Saturday, September 20, 2014

In corporate speak, it's known as "optics."

Though optics has a very specific meaning -- it's the study of light -- the word is now widely used to mean, simply, how something appears.

If you fall for a PR attempt at good optics, you are an infantile fool.

Mike Lupica, unsurprisingly, in an infantile fool:

"When Major League Baseball’s Bud Selig and Rob Manfred wanted to suspend a dozen guys last year, and drop a richly deserved hammer on a drug cheat like Alex Rodriguez, they didn’t talk about a conduct committee or wait around for law enforcement to throw the first punch against Anthony Bosch, drug pusher to the stars. They went right after Bosch with a lawsuit for interference and you know what happened in that moment? They became real enforcers, not people simply posing that way."

Wow. "Real enforcers."

 It's incomprehensible to me that Selig's PR play worked so well.
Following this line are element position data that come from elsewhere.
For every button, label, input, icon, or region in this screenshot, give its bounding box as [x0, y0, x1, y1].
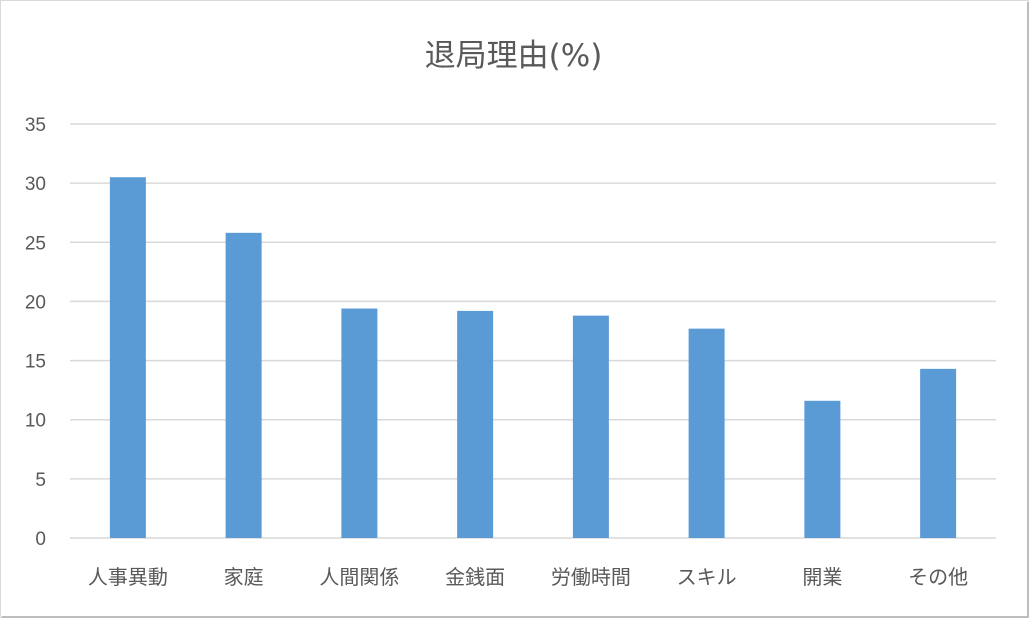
- gridlines: [70, 123, 996, 539]
- x-tick-label: 金銭面: [445, 565, 505, 589]
- bar-0: [109, 177, 146, 538]
- y-axis-ticks: 0 5 10 15 20 25 30 35: [25, 115, 46, 550]
- bar-7: [920, 368, 957, 538]
- bar-5: [688, 328, 725, 538]
- x-tick-label: 労働時間: [551, 565, 631, 589]
- bar-3: [457, 310, 494, 538]
- y-tick-label: 35: [25, 115, 46, 136]
- y-tick-label: 10: [25, 411, 46, 432]
- x-axis-ticks: 人事異動 家庭 人間関係 金銭面 労働時間 スキル 開業 その他: [88, 565, 968, 589]
- y-tick-label: 20: [25, 292, 46, 313]
- x-tick-label: 開業: [802, 565, 842, 589]
- y-tick-label: 30: [25, 174, 46, 195]
- x-tick-label: 人間関係: [319, 565, 399, 589]
- x-tick-label: 人事異動: [88, 565, 168, 589]
- bar-6: [804, 400, 841, 538]
- y-tick-label: 5: [35, 470, 46, 491]
- bar-4: [572, 315, 609, 538]
- bars: [109, 177, 957, 538]
- x-tick-label: スキル: [677, 565, 737, 589]
- chart-title: 退局理由(%): [424, 38, 603, 74]
- y-tick-label: 25: [25, 233, 46, 254]
- x-tick-label: その他: [908, 565, 968, 589]
- bar-1: [225, 232, 262, 538]
- y-tick-label: 15: [25, 352, 46, 373]
- frame-shadow-right: [1027, 2, 1029, 618]
- frame-shadow-bottom: [2, 616, 1029, 618]
- y-tick-label: 0: [35, 529, 46, 550]
- x-tick-label: 家庭: [224, 565, 264, 589]
- bar-2: [341, 308, 378, 538]
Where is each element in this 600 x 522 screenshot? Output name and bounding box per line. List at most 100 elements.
We got ARod. Steroid era over.

 
By the way, here's a short list, Mr. Enforcer ... and this does not go back to the good ol' days.

The current AL MVP is a drunk driver.

Who knows how many cheaters helped Baltimore win the AL East and Buck Showalter win Manager of the Year? It's a number somewhere between 1 and 50. We know for sure it isn't 0.


Selig is hardly an enforcer. Selig is a corporate poser and Lupica is his water boy.